The Porch Shoes

We built a large screened-in porch on the back of our house about ten years ago. In the early days, the boys would spend hours riding their little bikes around and around in circles getting lots of exercise. It also aided in maintaining adult sanity. Too noisy in the house? Send the kids out to the porch. Kids not getting along? Exile one to the porch in cold weather and the perceived injustice would quickly be exorcised. Husband pulled 100 heads of garlic from the garden? Leave them on the porch.
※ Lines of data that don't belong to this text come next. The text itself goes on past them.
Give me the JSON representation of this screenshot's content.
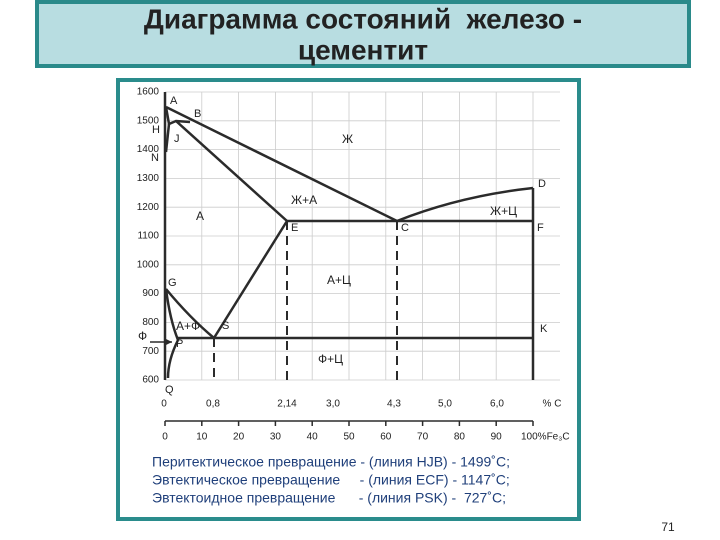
{
  "title_lines": [
    "Диаграмма состояний  железо -",
    "цементит"
  ],
  "page_number": "71",
  "diagram": {
    "temperature_ticks": [
      "1600",
      "1500",
      "1400",
      "1300",
      "1200",
      "1100",
      "1000",
      "900",
      "800",
      "700",
      "600"
    ],
    "carbon_ticks": [
      "0",
      "0,8",
      "2,14",
      "3,0",
      "4,3",
      "5,0",
      "6,0",
      "% C"
    ],
    "cementite_ticks": [
      "0",
      "10",
      "20",
      "30",
      "40",
      "50",
      "60",
      "70",
      "80",
      "90",
      "100%Fe₃C"
    ],
    "points": [
      "A",
      "B",
      "H",
      "J",
      "N",
      "D",
      "E",
      "C",
      "F",
      "G",
      "S",
      "P",
      "K",
      "Q"
    ],
    "regions": [
      "Ж",
      "Ж+А",
      "Ж+Ц",
      "А",
      "А+Ц",
      "А+Ф",
      "Ф",
      "Ф+Ц"
    ],
    "notes": [
      "Перитектическое превращение - (линия HJB) - 1499˚С;",
      "Эвтектическое превращение     - (линия ECF) - 1147˚С;",
      "Эвтектоидное превращение      - (линия PSK) -  727˚С;"
    ]
  }
}
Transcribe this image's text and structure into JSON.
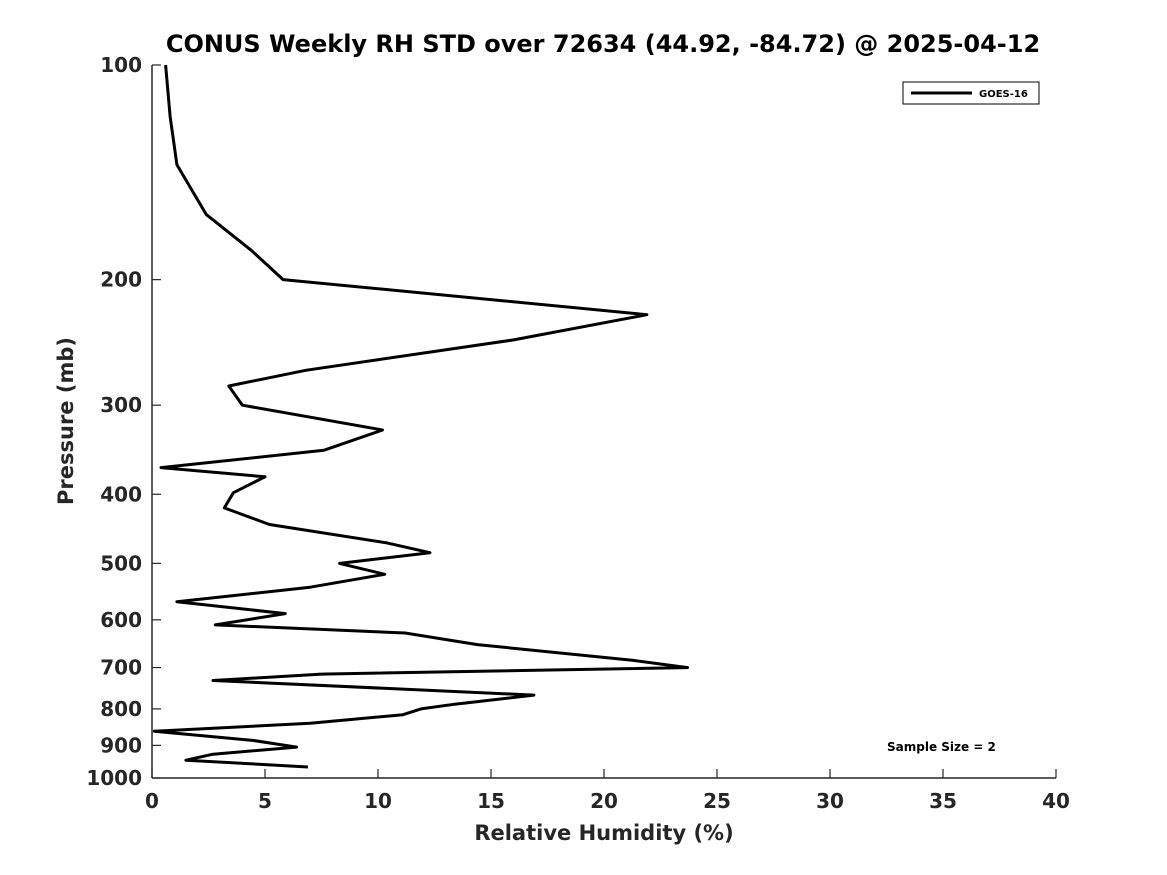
{
  "chart_data": {
    "type": "line",
    "title": "CONUS Weekly RH STD over 72634 (44.92, -84.72) @ 2025-04-12",
    "xlabel": "Relative Humidity (%)",
    "ylabel": "Pressure (mb)",
    "xlim": [
      0,
      40
    ],
    "ylim": [
      1000,
      100
    ],
    "y_scale": "log",
    "y_reversed": true,
    "grid": false,
    "x_ticks": [
      "0",
      "5",
      "10",
      "15",
      "20",
      "25",
      "30",
      "35",
      "40"
    ],
    "y_ticks": [
      "100",
      "200",
      "300",
      "400",
      "500",
      "600",
      "700",
      "800",
      "900",
      "1000"
    ],
    "legend": {
      "position": "top-right",
      "entries": [
        "GOES-16"
      ]
    },
    "annotations": [
      {
        "text": "Sample Size = 2",
        "position": "bottom-right"
      }
    ],
    "series": [
      {
        "name": "GOES-16",
        "color": "#000000",
        "x": [
          0.6,
          0.8,
          1.1,
          2.4,
          4.4,
          5.8,
          21.9,
          16.0,
          6.8,
          3.4,
          4.0,
          10.2,
          7.6,
          0.4,
          5.0,
          3.6,
          3.2,
          5.2,
          10.4,
          12.3,
          8.3,
          10.3,
          7.0,
          1.1,
          5.9,
          2.8,
          11.2,
          14.4,
          21.3,
          23.7,
          7.5,
          2.7,
          16.9,
          13.4,
          11.9,
          11.1,
          7.0,
          0.1,
          4.5,
          6.4,
          2.7,
          1.5,
          6.9
        ],
        "y": [
          100,
          118,
          138,
          162,
          182,
          200,
          224,
          243,
          268,
          282,
          300,
          325,
          347,
          367,
          378,
          398,
          418,
          441,
          468,
          483,
          500,
          518,
          540,
          566,
          588,
          610,
          626,
          650,
          684,
          700,
          715,
          730,
          765,
          788,
          800,
          815,
          838,
          860,
          886,
          905,
          926,
          944,
          965
        ]
      }
    ]
  }
}
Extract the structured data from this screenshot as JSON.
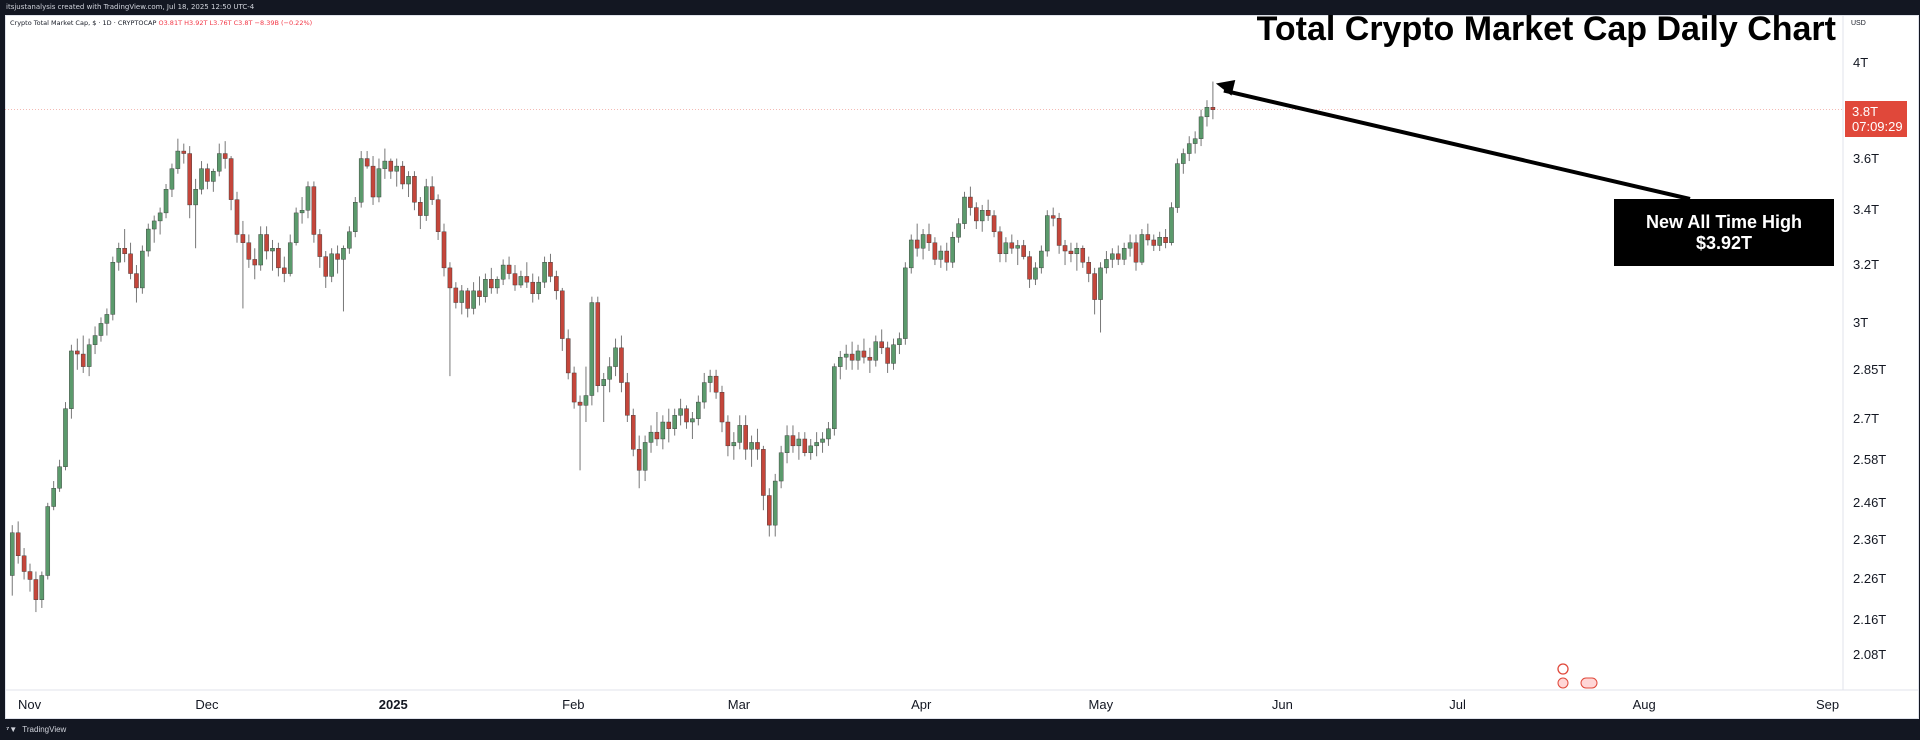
{
  "header": {
    "attribution": "itsjustanalysis created with TradingView.com, Jul 18, 2025 12:50 UTC-4"
  },
  "legend": {
    "symbol": "Crypto Total Market Cap, $ · 1D · CRYPTOCAP",
    "ohlc": "O3.81T H3.92T L3.76T C3.8T −8.39B (−0.22%)"
  },
  "footer": {
    "brand": "TradingView"
  },
  "price_badge": {
    "price": "3.8T",
    "countdown": "07:09:29"
  },
  "callout": {
    "line1": "New All Time High",
    "line2": "$3.92T"
  },
  "colors": {
    "up": "#5b9a6c",
    "down": "#c4463b",
    "wick": "#777777",
    "price_line": "#e0483a"
  },
  "chart_data": {
    "type": "candlestick",
    "title": "Total Crypto Market Cap Daily Chart",
    "currency": "USD",
    "scale": "log",
    "ylim": [
      2.0,
      4.15
    ],
    "y_ticks": [
      "4T",
      "3.6T",
      "3.4T",
      "3.2T",
      "3T",
      "2.85T",
      "2.7T",
      "2.58T",
      "2.46T",
      "2.36T",
      "2.26T",
      "2.16T",
      "2.08T"
    ],
    "y_tick_values": [
      4.0,
      3.6,
      3.4,
      3.2,
      3.0,
      2.85,
      2.7,
      2.58,
      2.46,
      2.36,
      2.26,
      2.16,
      2.08
    ],
    "x_ticks": [
      "Nov",
      "Dec",
      "2025",
      "Feb",
      "Mar",
      "Apr",
      "May",
      "Jun",
      "Jul",
      "Aug",
      "Sep"
    ],
    "x_tick_dates": [
      "2024-11-01",
      "2024-12-01",
      "2025-01-01",
      "2025-02-01",
      "2025-03-01",
      "2025-04-01",
      "2025-05-01",
      "2025-06-01",
      "2025-07-01",
      "2025-08-01",
      "2025-09-01"
    ],
    "start_date": "2024-10-29",
    "current_price": 3.8,
    "annotation": "New All Time High $3.92T",
    "ohlc": [
      [
        2.27,
        2.4,
        2.22,
        2.38
      ],
      [
        2.38,
        2.41,
        2.3,
        2.32
      ],
      [
        2.32,
        2.34,
        2.26,
        2.28
      ],
      [
        2.28,
        2.3,
        2.23,
        2.26
      ],
      [
        2.26,
        2.28,
        2.18,
        2.21
      ],
      [
        2.21,
        2.28,
        2.19,
        2.27
      ],
      [
        2.27,
        2.46,
        2.26,
        2.45
      ],
      [
        2.45,
        2.52,
        2.44,
        2.5
      ],
      [
        2.5,
        2.58,
        2.49,
        2.56
      ],
      [
        2.56,
        2.75,
        2.55,
        2.73
      ],
      [
        2.73,
        2.93,
        2.7,
        2.91
      ],
      [
        2.91,
        2.95,
        2.85,
        2.9
      ],
      [
        2.9,
        2.96,
        2.84,
        2.86
      ],
      [
        2.86,
        2.95,
        2.83,
        2.93
      ],
      [
        2.93,
        2.99,
        2.9,
        2.96
      ],
      [
        2.96,
        3.02,
        2.94,
        3.0
      ],
      [
        3.0,
        3.05,
        2.96,
        3.03
      ],
      [
        3.03,
        3.23,
        3.01,
        3.21
      ],
      [
        3.21,
        3.28,
        3.18,
        3.26
      ],
      [
        3.26,
        3.33,
        3.21,
        3.24
      ],
      [
        3.24,
        3.28,
        3.15,
        3.17
      ],
      [
        3.17,
        3.2,
        3.07,
        3.12
      ],
      [
        3.12,
        3.27,
        3.1,
        3.25
      ],
      [
        3.25,
        3.35,
        3.23,
        3.33
      ],
      [
        3.33,
        3.38,
        3.28,
        3.36
      ],
      [
        3.36,
        3.41,
        3.31,
        3.39
      ],
      [
        3.39,
        3.5,
        3.37,
        3.48
      ],
      [
        3.48,
        3.58,
        3.45,
        3.56
      ],
      [
        3.56,
        3.68,
        3.54,
        3.63
      ],
      [
        3.63,
        3.66,
        3.58,
        3.62
      ],
      [
        3.62,
        3.65,
        3.37,
        3.42
      ],
      [
        3.42,
        3.52,
        3.26,
        3.48
      ],
      [
        3.48,
        3.59,
        3.46,
        3.56
      ],
      [
        3.56,
        3.58,
        3.48,
        3.51
      ],
      [
        3.51,
        3.56,
        3.47,
        3.55
      ],
      [
        3.55,
        3.66,
        3.53,
        3.62
      ],
      [
        3.62,
        3.67,
        3.56,
        3.6
      ],
      [
        3.6,
        3.61,
        3.4,
        3.44
      ],
      [
        3.44,
        3.47,
        3.28,
        3.31
      ],
      [
        3.31,
        3.36,
        3.05,
        3.28
      ],
      [
        3.28,
        3.31,
        3.19,
        3.22
      ],
      [
        3.22,
        3.26,
        3.15,
        3.2
      ],
      [
        3.2,
        3.34,
        3.18,
        3.31
      ],
      [
        3.31,
        3.34,
        3.22,
        3.25
      ],
      [
        3.25,
        3.29,
        3.18,
        3.26
      ],
      [
        3.26,
        3.28,
        3.16,
        3.19
      ],
      [
        3.19,
        3.23,
        3.14,
        3.17
      ],
      [
        3.17,
        3.31,
        3.16,
        3.28
      ],
      [
        3.28,
        3.41,
        3.27,
        3.39
      ],
      [
        3.39,
        3.45,
        3.35,
        3.4
      ],
      [
        3.4,
        3.51,
        3.37,
        3.49
      ],
      [
        3.49,
        3.51,
        3.28,
        3.31
      ],
      [
        3.31,
        3.33,
        3.19,
        3.23
      ],
      [
        3.23,
        3.25,
        3.12,
        3.16
      ],
      [
        3.16,
        3.26,
        3.14,
        3.24
      ],
      [
        3.24,
        3.27,
        3.17,
        3.22
      ],
      [
        3.22,
        3.27,
        3.04,
        3.26
      ],
      [
        3.26,
        3.34,
        3.24,
        3.32
      ],
      [
        3.32,
        3.45,
        3.3,
        3.43
      ],
      [
        3.43,
        3.63,
        3.41,
        3.6
      ],
      [
        3.6,
        3.63,
        3.56,
        3.57
      ],
      [
        3.57,
        3.61,
        3.42,
        3.45
      ],
      [
        3.45,
        3.6,
        3.43,
        3.56
      ],
      [
        3.56,
        3.64,
        3.52,
        3.59
      ],
      [
        3.59,
        3.6,
        3.52,
        3.55
      ],
      [
        3.55,
        3.6,
        3.49,
        3.57
      ],
      [
        3.57,
        3.59,
        3.48,
        3.5
      ],
      [
        3.5,
        3.55,
        3.45,
        3.53
      ],
      [
        3.53,
        3.55,
        3.4,
        3.43
      ],
      [
        3.43,
        3.45,
        3.33,
        3.38
      ],
      [
        3.38,
        3.52,
        3.36,
        3.49
      ],
      [
        3.49,
        3.53,
        3.42,
        3.44
      ],
      [
        3.44,
        3.46,
        3.29,
        3.32
      ],
      [
        3.32,
        3.35,
        3.16,
        3.19
      ],
      [
        3.19,
        3.21,
        2.83,
        3.12
      ],
      [
        3.12,
        3.14,
        3.05,
        3.07
      ],
      [
        3.07,
        3.13,
        3.03,
        3.11
      ],
      [
        3.11,
        3.12,
        3.02,
        3.05
      ],
      [
        3.05,
        3.14,
        3.03,
        3.11
      ],
      [
        3.11,
        3.16,
        3.06,
        3.09
      ],
      [
        3.09,
        3.17,
        3.07,
        3.15
      ],
      [
        3.15,
        3.19,
        3.1,
        3.12
      ],
      [
        3.12,
        3.16,
        3.1,
        3.15
      ],
      [
        3.15,
        3.22,
        3.13,
        3.2
      ],
      [
        3.2,
        3.23,
        3.15,
        3.17
      ],
      [
        3.17,
        3.2,
        3.11,
        3.13
      ],
      [
        3.13,
        3.18,
        3.12,
        3.16
      ],
      [
        3.16,
        3.21,
        3.12,
        3.14
      ],
      [
        3.14,
        3.17,
        3.07,
        3.1
      ],
      [
        3.1,
        3.16,
        3.08,
        3.14
      ],
      [
        3.14,
        3.23,
        3.12,
        3.21
      ],
      [
        3.21,
        3.24,
        3.14,
        3.16
      ],
      [
        3.16,
        3.18,
        3.08,
        3.11
      ],
      [
        3.11,
        3.12,
        2.91,
        2.95
      ],
      [
        2.95,
        2.98,
        2.82,
        2.84
      ],
      [
        2.84,
        2.86,
        2.73,
        2.75
      ],
      [
        2.75,
        2.77,
        2.55,
        2.74
      ],
      [
        2.74,
        2.86,
        2.69,
        2.77
      ],
      [
        2.77,
        3.09,
        2.74,
        3.07
      ],
      [
        3.07,
        3.09,
        2.78,
        2.8
      ],
      [
        2.8,
        2.84,
        2.69,
        2.82
      ],
      [
        2.82,
        2.89,
        2.78,
        2.86
      ],
      [
        2.86,
        2.95,
        2.83,
        2.92
      ],
      [
        2.92,
        2.96,
        2.78,
        2.81
      ],
      [
        2.81,
        2.84,
        2.69,
        2.71
      ],
      [
        2.71,
        2.73,
        2.59,
        2.61
      ],
      [
        2.61,
        2.65,
        2.5,
        2.55
      ],
      [
        2.55,
        2.65,
        2.52,
        2.63
      ],
      [
        2.63,
        2.68,
        2.6,
        2.66
      ],
      [
        2.66,
        2.72,
        2.62,
        2.64
      ],
      [
        2.64,
        2.71,
        2.61,
        2.69
      ],
      [
        2.69,
        2.73,
        2.63,
        2.67
      ],
      [
        2.67,
        2.73,
        2.65,
        2.71
      ],
      [
        2.71,
        2.76,
        2.68,
        2.73
      ],
      [
        2.73,
        2.74,
        2.67,
        2.69
      ],
      [
        2.69,
        2.72,
        2.64,
        2.7
      ],
      [
        2.7,
        2.77,
        2.68,
        2.75
      ],
      [
        2.75,
        2.84,
        2.73,
        2.81
      ],
      [
        2.81,
        2.85,
        2.78,
        2.83
      ],
      [
        2.83,
        2.85,
        2.76,
        2.78
      ],
      [
        2.78,
        2.8,
        2.66,
        2.69
      ],
      [
        2.69,
        2.71,
        2.59,
        2.62
      ],
      [
        2.62,
        2.66,
        2.58,
        2.63
      ],
      [
        2.63,
        2.71,
        2.61,
        2.68
      ],
      [
        2.68,
        2.71,
        2.58,
        2.61
      ],
      [
        2.61,
        2.65,
        2.56,
        2.63
      ],
      [
        2.63,
        2.67,
        2.58,
        2.61
      ],
      [
        2.61,
        2.62,
        2.44,
        2.48
      ],
      [
        2.48,
        2.5,
        2.37,
        2.4
      ],
      [
        2.4,
        2.54,
        2.37,
        2.52
      ],
      [
        2.52,
        2.62,
        2.5,
        2.6
      ],
      [
        2.6,
        2.68,
        2.57,
        2.65
      ],
      [
        2.65,
        2.68,
        2.6,
        2.62
      ],
      [
        2.62,
        2.66,
        2.58,
        2.64
      ],
      [
        2.64,
        2.66,
        2.59,
        2.6
      ],
      [
        2.6,
        2.64,
        2.58,
        2.62
      ],
      [
        2.62,
        2.66,
        2.59,
        2.63
      ],
      [
        2.63,
        2.66,
        2.6,
        2.64
      ],
      [
        2.64,
        2.69,
        2.62,
        2.67
      ],
      [
        2.67,
        2.87,
        2.65,
        2.86
      ],
      [
        2.86,
        2.91,
        2.82,
        2.89
      ],
      [
        2.89,
        2.93,
        2.85,
        2.9
      ],
      [
        2.9,
        2.94,
        2.85,
        2.88
      ],
      [
        2.88,
        2.93,
        2.85,
        2.91
      ],
      [
        2.91,
        2.95,
        2.87,
        2.89
      ],
      [
        2.89,
        2.92,
        2.84,
        2.88
      ],
      [
        2.88,
        2.96,
        2.86,
        2.94
      ],
      [
        2.94,
        2.98,
        2.9,
        2.92
      ],
      [
        2.92,
        2.94,
        2.84,
        2.87
      ],
      [
        2.87,
        2.95,
        2.85,
        2.93
      ],
      [
        2.93,
        2.97,
        2.9,
        2.95
      ],
      [
        2.95,
        3.21,
        2.93,
        3.19
      ],
      [
        3.19,
        3.31,
        3.17,
        3.29
      ],
      [
        3.29,
        3.35,
        3.23,
        3.26
      ],
      [
        3.26,
        3.33,
        3.22,
        3.31
      ],
      [
        3.31,
        3.35,
        3.25,
        3.28
      ],
      [
        3.28,
        3.3,
        3.2,
        3.22
      ],
      [
        3.22,
        3.27,
        3.19,
        3.25
      ],
      [
        3.25,
        3.28,
        3.18,
        3.21
      ],
      [
        3.21,
        3.32,
        3.19,
        3.3
      ],
      [
        3.3,
        3.37,
        3.28,
        3.35
      ],
      [
        3.35,
        3.47,
        3.33,
        3.45
      ],
      [
        3.45,
        3.49,
        3.38,
        3.41
      ],
      [
        3.41,
        3.43,
        3.33,
        3.36
      ],
      [
        3.36,
        3.42,
        3.32,
        3.4
      ],
      [
        3.4,
        3.44,
        3.36,
        3.38
      ],
      [
        3.38,
        3.4,
        3.3,
        3.32
      ],
      [
        3.32,
        3.34,
        3.21,
        3.24
      ],
      [
        3.24,
        3.3,
        3.21,
        3.28
      ],
      [
        3.28,
        3.31,
        3.24,
        3.26
      ],
      [
        3.26,
        3.29,
        3.2,
        3.27
      ],
      [
        3.27,
        3.29,
        3.22,
        3.23
      ],
      [
        3.23,
        3.25,
        3.12,
        3.15
      ],
      [
        3.15,
        3.21,
        3.13,
        3.19
      ],
      [
        3.19,
        3.27,
        3.17,
        3.25
      ],
      [
        3.25,
        3.4,
        3.23,
        3.38
      ],
      [
        3.38,
        3.41,
        3.34,
        3.37
      ],
      [
        3.37,
        3.39,
        3.24,
        3.27
      ],
      [
        3.27,
        3.29,
        3.2,
        3.25
      ],
      [
        3.25,
        3.28,
        3.21,
        3.24
      ],
      [
        3.24,
        3.28,
        3.18,
        3.26
      ],
      [
        3.26,
        3.27,
        3.19,
        3.21
      ],
      [
        3.21,
        3.23,
        3.14,
        3.17
      ],
      [
        3.17,
        3.19,
        3.03,
        3.08
      ],
      [
        3.08,
        3.21,
        2.97,
        3.19
      ],
      [
        3.19,
        3.25,
        3.17,
        3.22
      ],
      [
        3.22,
        3.26,
        3.19,
        3.24
      ],
      [
        3.24,
        3.27,
        3.2,
        3.22
      ],
      [
        3.22,
        3.28,
        3.2,
        3.26
      ],
      [
        3.26,
        3.31,
        3.23,
        3.28
      ],
      [
        3.28,
        3.31,
        3.18,
        3.21
      ],
      [
        3.21,
        3.33,
        3.2,
        3.31
      ],
      [
        3.31,
        3.35,
        3.27,
        3.29
      ],
      [
        3.29,
        3.31,
        3.25,
        3.27
      ],
      [
        3.27,
        3.32,
        3.25,
        3.3
      ],
      [
        3.3,
        3.33,
        3.26,
        3.28
      ],
      [
        3.28,
        3.43,
        3.27,
        3.41
      ],
      [
        3.41,
        3.6,
        3.39,
        3.58
      ],
      [
        3.58,
        3.64,
        3.54,
        3.62
      ],
      [
        3.62,
        3.69,
        3.59,
        3.66
      ],
      [
        3.66,
        3.71,
        3.62,
        3.68
      ],
      [
        3.68,
        3.8,
        3.65,
        3.77
      ],
      [
        3.77,
        3.84,
        3.73,
        3.81
      ],
      [
        3.81,
        3.92,
        3.76,
        3.8
      ]
    ]
  }
}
In recent years, it has become more of a lounge area with rocking chairs, a porch swing and ping pong table. It's usable ten months out of the year with January and February usually offering up cold enough weather to make it too uncomfortable for lounging. There was also the one summer where something crawled under the porch and died which made the porch too uncomfortable then as well. The horrific smell of whatever expired paled in comparison to the plague of flies coming up through the floorboards. Unfortunately, we couldn't see the source of the maggot hatchery and had to suffer through weeks of fly paper and vinegar traps fashioned from two-liter bottles. We collected pounds of flies and after the last carcass was caught, we scrubbed all surfaces thoroughly and resumed lounging.

The one constant in all the years of porch service has been foot wear. Flips flops, tennis shoes, boots and roller blades tend to collect on the porch and even after all these years, people leave them right in front of the door for maximum tripping hazard when exiting the house. My muddy garden footwear resides next to the door for easy access. I step out of the house, slip on my boots or shoes and head out to do the dirty work. My dad has often commented that you should shake your shoes out before putting them on and I rarely do this despite having been surprised a few times.

I once found a ping pong ball in my tall rubber boot and there was the spastic cave cricket before that. I've doubted the idea of a snake taking up residence although a child did come running in from the porch one day exclaiming there was a snake on the porch. Last week my outlook on shoe checks changed. I was heading to the yard and slid my right foot into a worn out slip-on shoe, then slid my left foot into the other shoe. Before my heel hit the bottom of the shoe, my toes sensed a foreign object that was softer than a ping pong ball, furrier than a cricket and I was sure it had no business being in any shoe. Five dear digits had been violated and my foot was already initiating an escape plan before my brain could tell the leg to perform the yank sequence. I twitched so fast getting that foot out that it was like pulling the table cloth out from under a fully set table.

The initial inspection of my sock revealed nothing out of the ordinary so I picked up the shoe and shook it. A small, dead mouse fell out as did some small white worm-like creatures. I immediately took off the sock, walked inside and asked Wife if she had a load of socks ready for the wash. When she learned of the mouse encounter, she directed me to put the lone sock in a trash bag and remove the bag from the premises with haste. Had I told her of the accompanying worms, she would have demanded I submerge my foot in vat of alcohol rather than the simple swabs she insisted I use. The shoes, mouse and worms all accompanied the sock to the garbage and I will forever shake my outdoor shoes prior to inputting any appendage.

The kids often used those same shoes on their daily trips to the compost pile. I haven't told them about the deceased rodent and am waiting a sufficiently long time before doing so to make it impossible to determine if any child could have actually worn the shoe with it in there. I suppose it is possible they had a short enough foot to not notice or perhaps just thought the shoe had a cozy integrated toe sock. I still wonder what possessed the mouse to take its final breaths in my shoe. Some have offered that perhaps something offensive gave the shoe mouse killing capabilities. I think a dead mouse in your shoe is the offensive part, and a shoe capable of killing a mouse is merely a social inconvenience.